Dear reader,
We began November with an important investigative report by Tabassum Barnagarwala on India’s shockingly dismal record of tracking adverse events from Covid-19 vaccines and helping those who were harmed by them. The government has acknowledged the deaths of 1,148 people from vaccine adverse events, but experts said this was a massive undercount. Barnagarwala’s report, published in our Common Ground section, revealed distressing details of how the families of those who died were left out in the dark.
Also in Common Ground, Johanna Deeksha wrote about the plight of the Tamil families, mostly Dalits, taken to Sri Lanka during British rule, to work in the quickly expanding tea estates on the island. In the 1980s, against a backdrop of violence between the Sinhalese majority and the Tamil minority, many of them came back to India and were settled by the Indian government in a hilly region on the border of Tamil Nadu and Kerala. Decades later, they are still struggling to secure their land rights.
Johanna Deeksha also reported from Chhattisgarh on the state government’s English-medium school programme, one of several initiatives launched by states, including Rajasthan and Andhra Pradesh, to expand English-medium education in government school systems.

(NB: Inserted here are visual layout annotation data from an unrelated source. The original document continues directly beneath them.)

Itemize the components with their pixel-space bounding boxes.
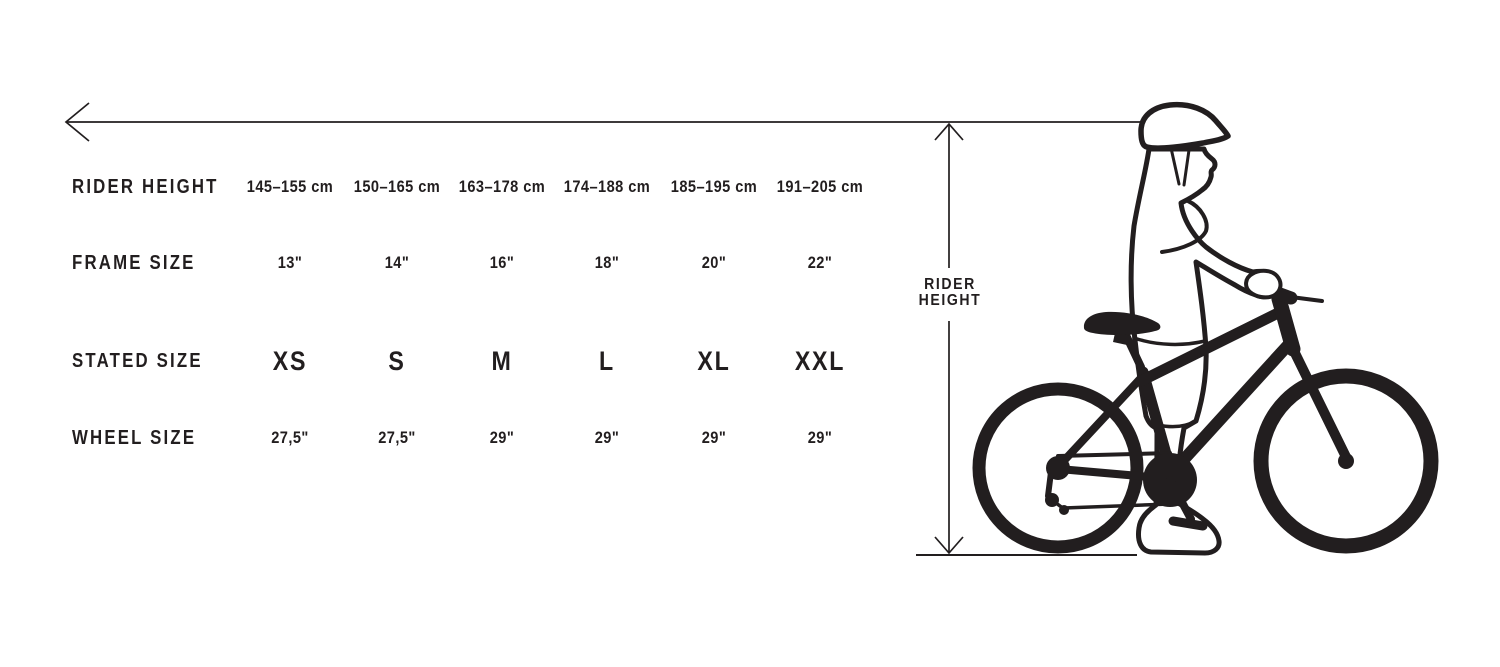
rider-height-value-xxl: 191–205 cm [776,177,864,196]
bike-drivetrain [1045,451,1354,531]
wheel-size-value-xxl: 29" [807,428,833,447]
row-wheel-size: WHEEL SIZE 27,5" 27,5" 29" 29" 29" 29" [0,418,1500,458]
stated-size-value-xxl: XXL [794,346,846,376]
rider-height-value-s: 150–165 cm [353,177,441,196]
rider-height-value-xs: 145–155 cm [246,177,334,196]
stated-size-value-xl: XL [697,346,731,376]
row-stated-size: STATED SIZE XS S M L XL XXL [0,341,1500,381]
vertical-measure-arrow [934,122,964,555]
rider-helmet [1138,101,1231,151]
stated-size-value-xs: XS [272,346,308,376]
row-label-stated-size: STATED SIZE [72,350,203,372]
frame-size-value-l: 18" [594,253,620,272]
wheel-size-value-m: 29" [489,428,515,447]
row-label-frame-size: FRAME SIZE [72,252,196,274]
wheel-size-value-s: 27,5" [378,428,416,447]
frame-size-value-xs: 13" [277,253,303,272]
frame-size-value-s: 14" [384,253,410,272]
rider-height-dimension-label: RIDER HEIGHT [909,277,992,309]
bike-illustration [972,268,1439,554]
rider-waist-line [1132,336,1207,347]
bike-saddle [1083,311,1161,336]
rider-height-value-m: 163–178 cm [458,177,546,196]
rider-helmet-strap [1169,146,1191,187]
horizontal-measure-arrow [64,102,1142,142]
row-label-wheel-size: WHEEL SIZE [72,427,197,449]
rider-height-dimension-label-line2: HEIGHT [918,292,982,309]
stated-size-value-s: S [388,346,406,376]
stated-size-value-m: M [491,346,513,376]
rider-height-value-xl: 185–195 cm [670,177,758,196]
rider-sleeve-line [1160,199,1209,254]
wheel-size-value-l: 29" [594,428,620,447]
bike-front-hub [1338,453,1354,469]
bike-seat-clamp [1113,333,1131,345]
frame-size-value-xxl: 22" [807,253,833,272]
rider-hand [1244,268,1283,300]
frame-size-value-xl: 20" [701,253,727,272]
bike-rear-wheel [972,382,1144,554]
frame-size-value-m: 16" [489,253,515,272]
rider-height-dimension-label-line1: RIDER [924,276,976,293]
row-label-rider-height: RIDER HEIGHT [72,176,219,198]
wheel-size-value-xl: 29" [701,428,727,447]
row-rider-height: RIDER HEIGHT 145–155 cm 150–165 cm 163–1… [0,167,1500,207]
wheel-size-value-xs: 27,5" [271,428,309,447]
stated-size-value-l: L [599,346,615,376]
rider-height-value-l: 174–188 cm [563,177,651,196]
bike-front-wheel [1253,368,1439,554]
row-frame-size: FRAME SIZE 13" 14" 16" 18" 20" 22" [0,243,1500,283]
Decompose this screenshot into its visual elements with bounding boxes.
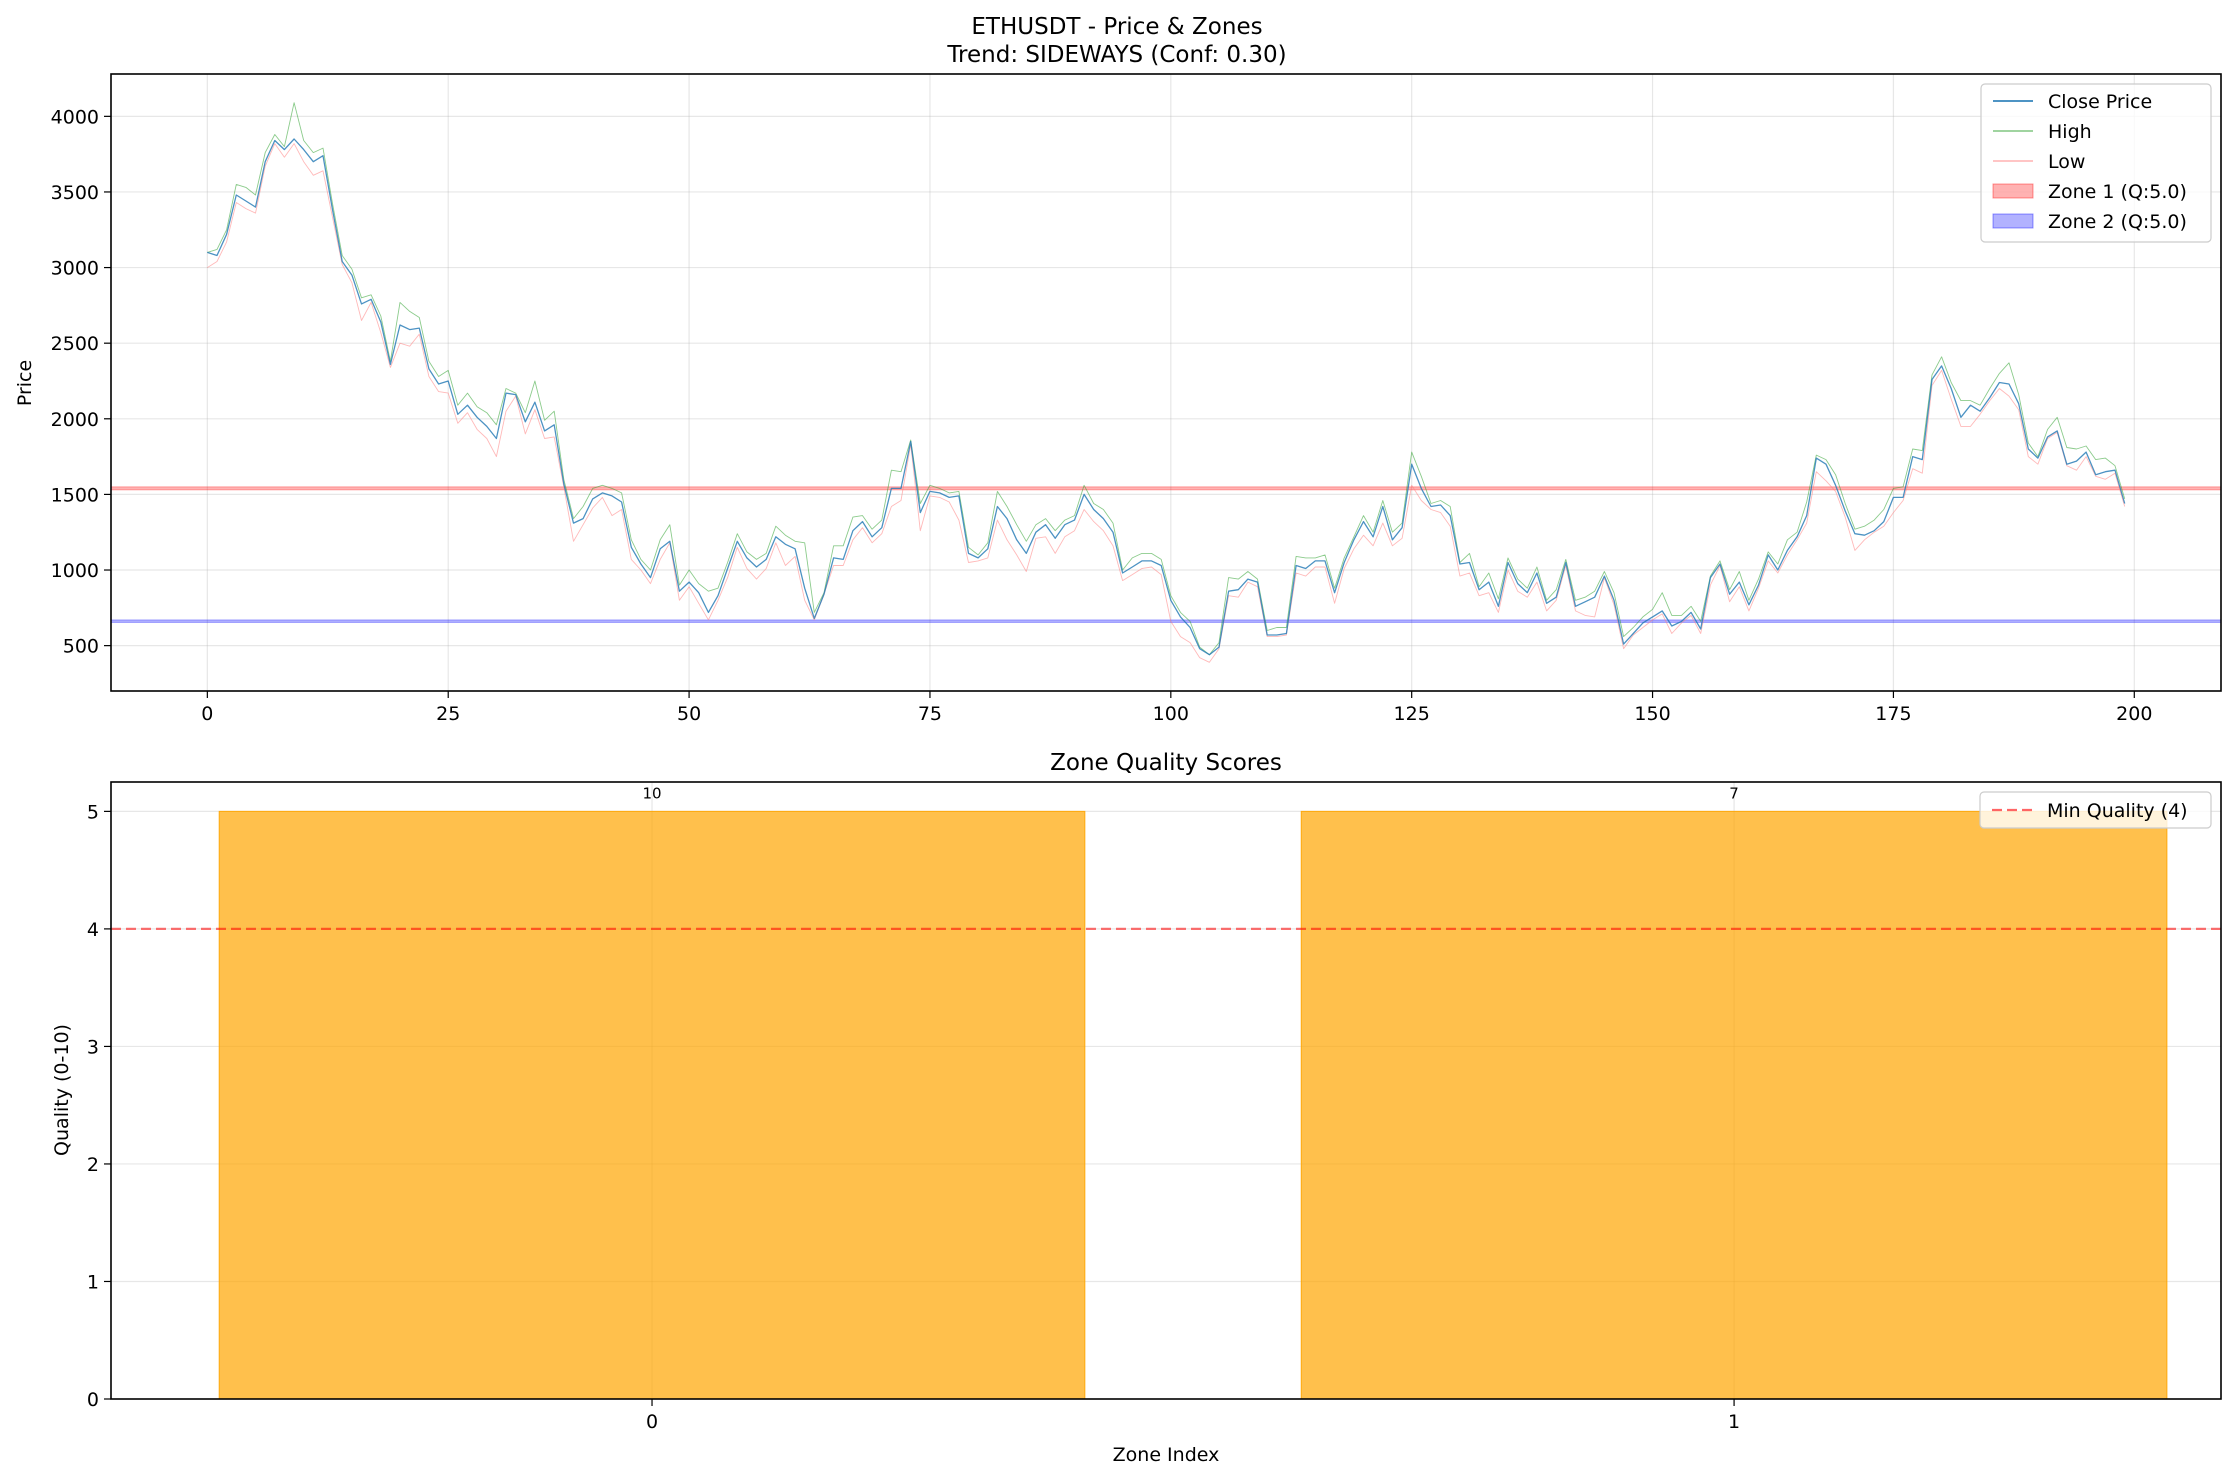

Currently, there are 1,30,000 students studying in 247 of these schools in Chhattisgarh. What has been their experience so far? How are the schools faring? Deeksha’s report offers some answers.
In Assam, Rokibuz Zaman spoke to historians protesting against the celebrations organised by the Bharatiya Janata Party government to commemorate the birth anniversary of the legendary 17th-century Assamese general, Lachit Borphukan. The historians explained how Borphukan’s story has been communalised, and the war between the Ahom kingdom and the Mughal empire recast as a battle between Hindus and Muslims.
In November, Zafar Aafaq joined our news reporting team. Among other stories, he wrote about the feud within the Muslim personal law board that led to the suspension of its women’s wing.
The high point of our November coverage was Arunabh Saikia’s reporting from Gujarat. As you know, assembly elections are underway in the state. Saikia spent several weeks travelling through Gujarat to understand why a state obsessed with “dhandho” or business has overlooked rising economic distress to remain faithful to the Bharatiya Janata Party for 27 years – and most likely for another five years.
His dispatches, published as part of a series called “Dhandho elections”, offer rich insights about the state of the economy as well as the social faultlines that have made the BJP hegemonic in the state.